I avoided MCP from day one. No schema overhead, no token tax. The agent called my GraphQL API directly with a behavior spec and good documentation. I assumed that was enough: clear docs, correct architecture, let the agent figure it out.

It wasn't. The moment that changed my thinking: watching the agent burn 1,500 tokens on a single upload because it kept guessing JSON field formats wrong, reading docs across multiple pages, and retrying. I fixed the docs. The problem resurfaced on different fields. I fixed those too. It kept coming back. CLI wasn't a nice-to-have. It was the only thing that actually stopped the bleeding. And it was only the first of three iterations before I stumbled into the most interesting one: letting the server talk directly to the agent.

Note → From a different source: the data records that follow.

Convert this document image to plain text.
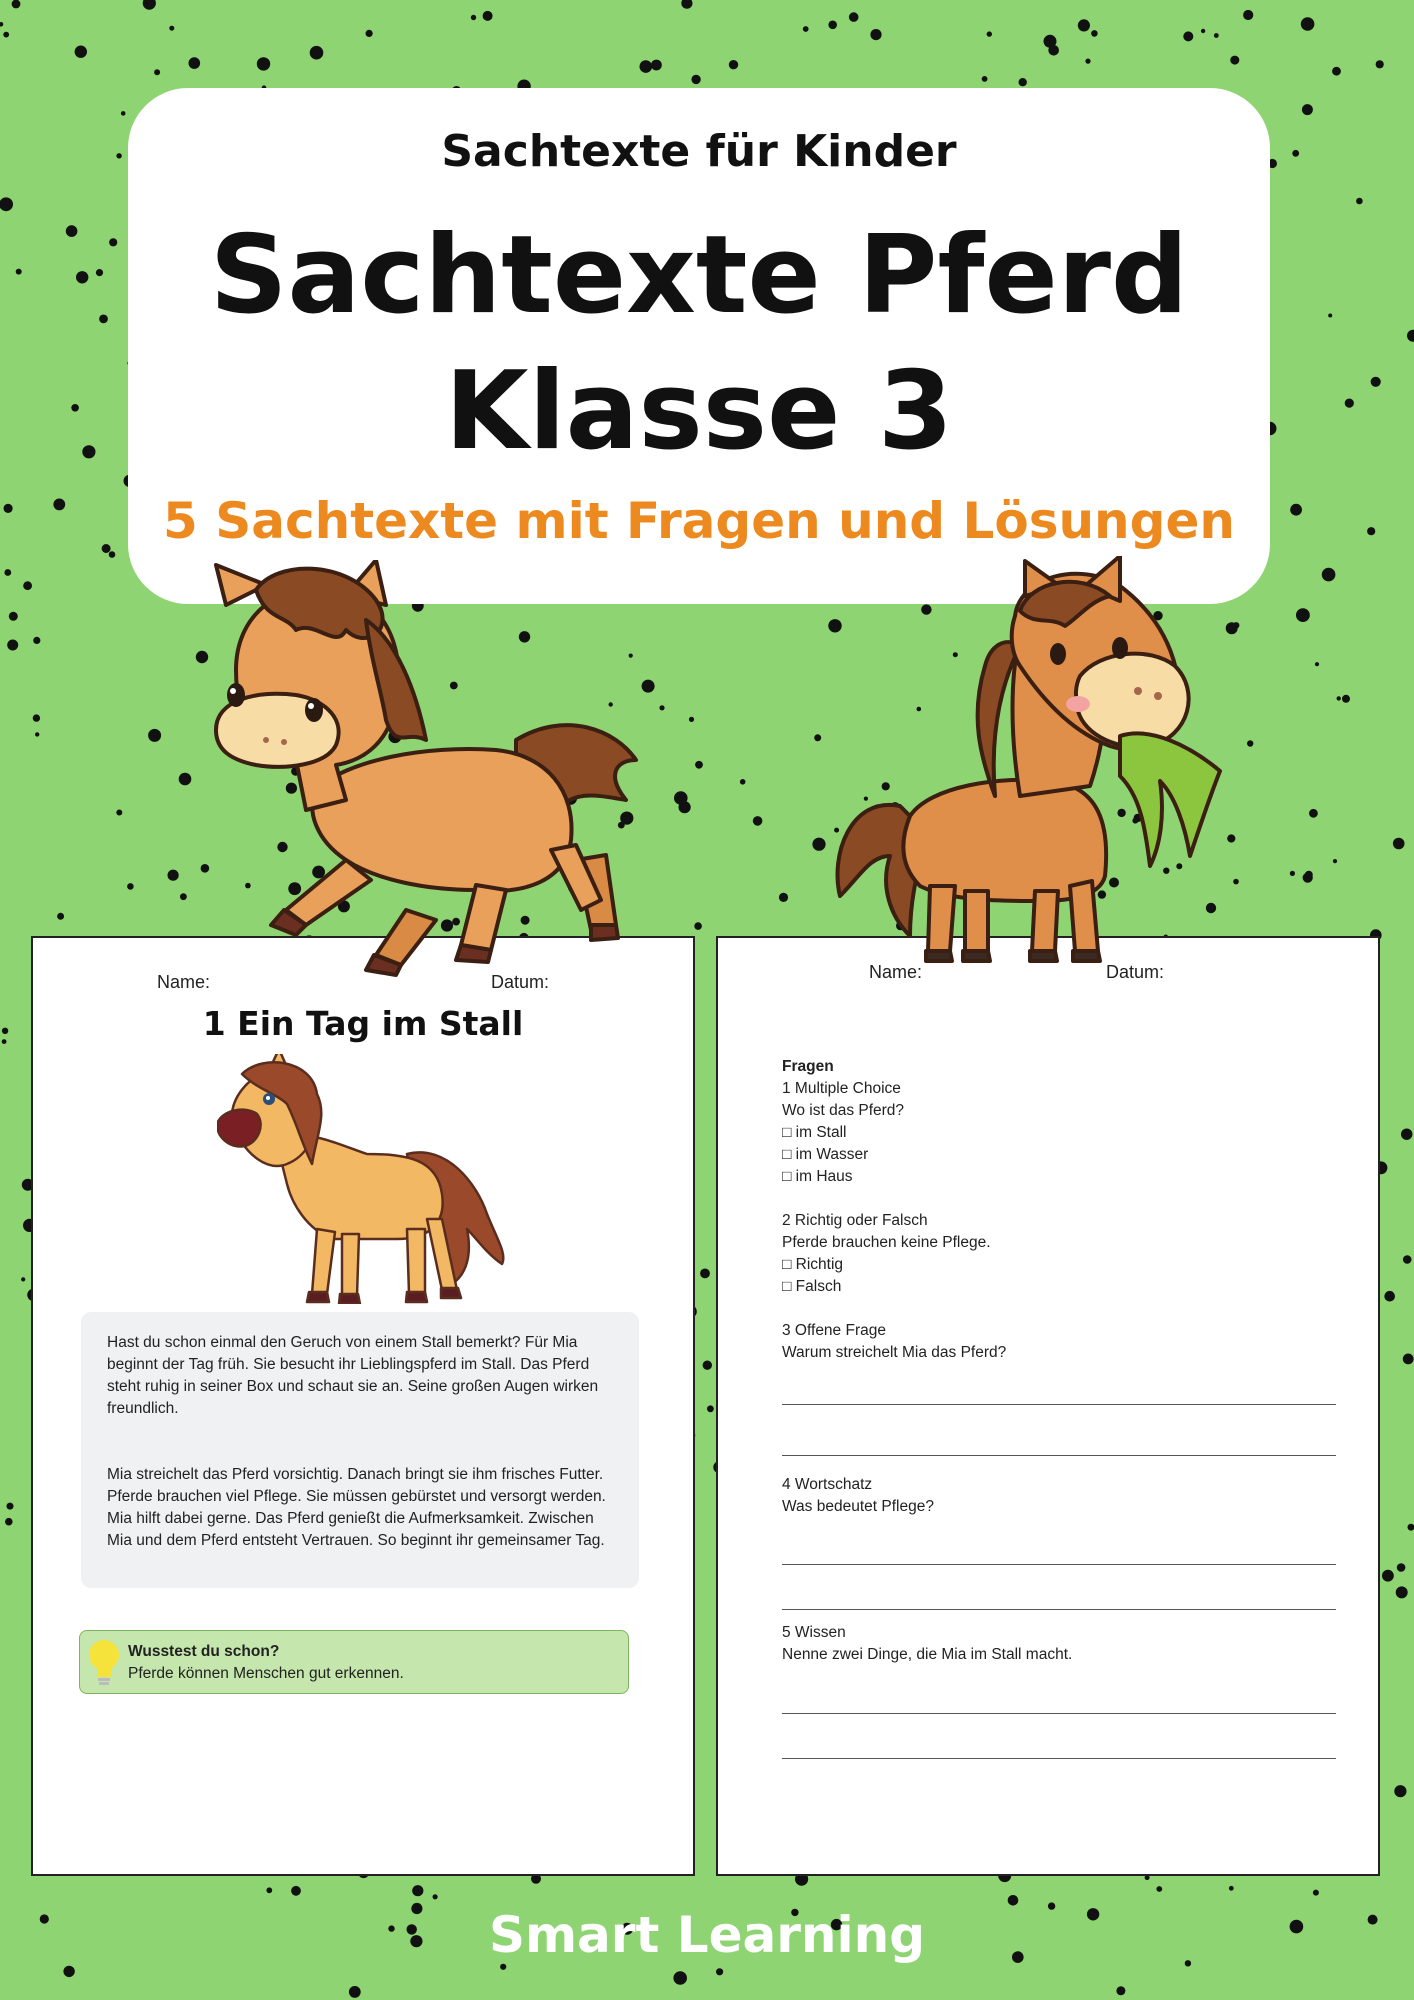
Sachtexte für Kinder
Sachtexte Pferd
Klasse 3
5 Sachtexte mit Fragen und Lösungen
Name:	Datum:
1 Ein Tag im Stall

Hast du schon einmal den Geruch von einem Stall bemerkt? Für Mia beginnt der Tag früh. Sie besucht ihr Lieblingspferd im Stall. Das Pferd steht ruhig in seiner Box und schaut sie an. Seine großen Augen wirken freundlich.

Mia streichelt das Pferd vorsichtig. Danach bringt sie ihm frisches Futter. Pferde brauchen viel Pflege. Sie müssen gebürstet und versorgt werden. Mia hilft dabei gerne. Das Pferd genießt die Aufmerksamkeit. Zwischen Mia und dem Pferd entsteht Vertrauen. So beginnt ihr gemeinsamer Tag.

Wusstest du schon?
Pferde können Menschen gut erkennen.
Name:	Datum:
Fragen
1 Multiple Choice
Wo ist das Pferd?
□ im Stall
□ im Wasser
□ im Haus
2 Richtig oder Falsch
Pferde brauchen keine Pflege.
□ Richtig
□ Falsch
3 Offene Frage
Warum streichelt Mia das Pferd?
4 Wortschatz
Was bedeutet Pflege?
5 Wissen
Nenne zwei Dinge, die Mia im Stall macht.
Smart Learning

Iteration 1: Avoiding MCP from day one

The MCP context tax is well-documented at this point, so I won't belabor it. My API surface covers 34 commands. As MCP tools, that's 34 schemas × ~180 tokens = ~6,120 tokens of constant overhead in every conversation turn, regardless of whether the agent uses them.

I understood this from first principles and chose a different path: a SKILL.md behavior spec + direct GraphQL API calls. No registered tools, no schema overhead. The agent reads the behavior spec once when the skill is invoked, then calls the API via curl.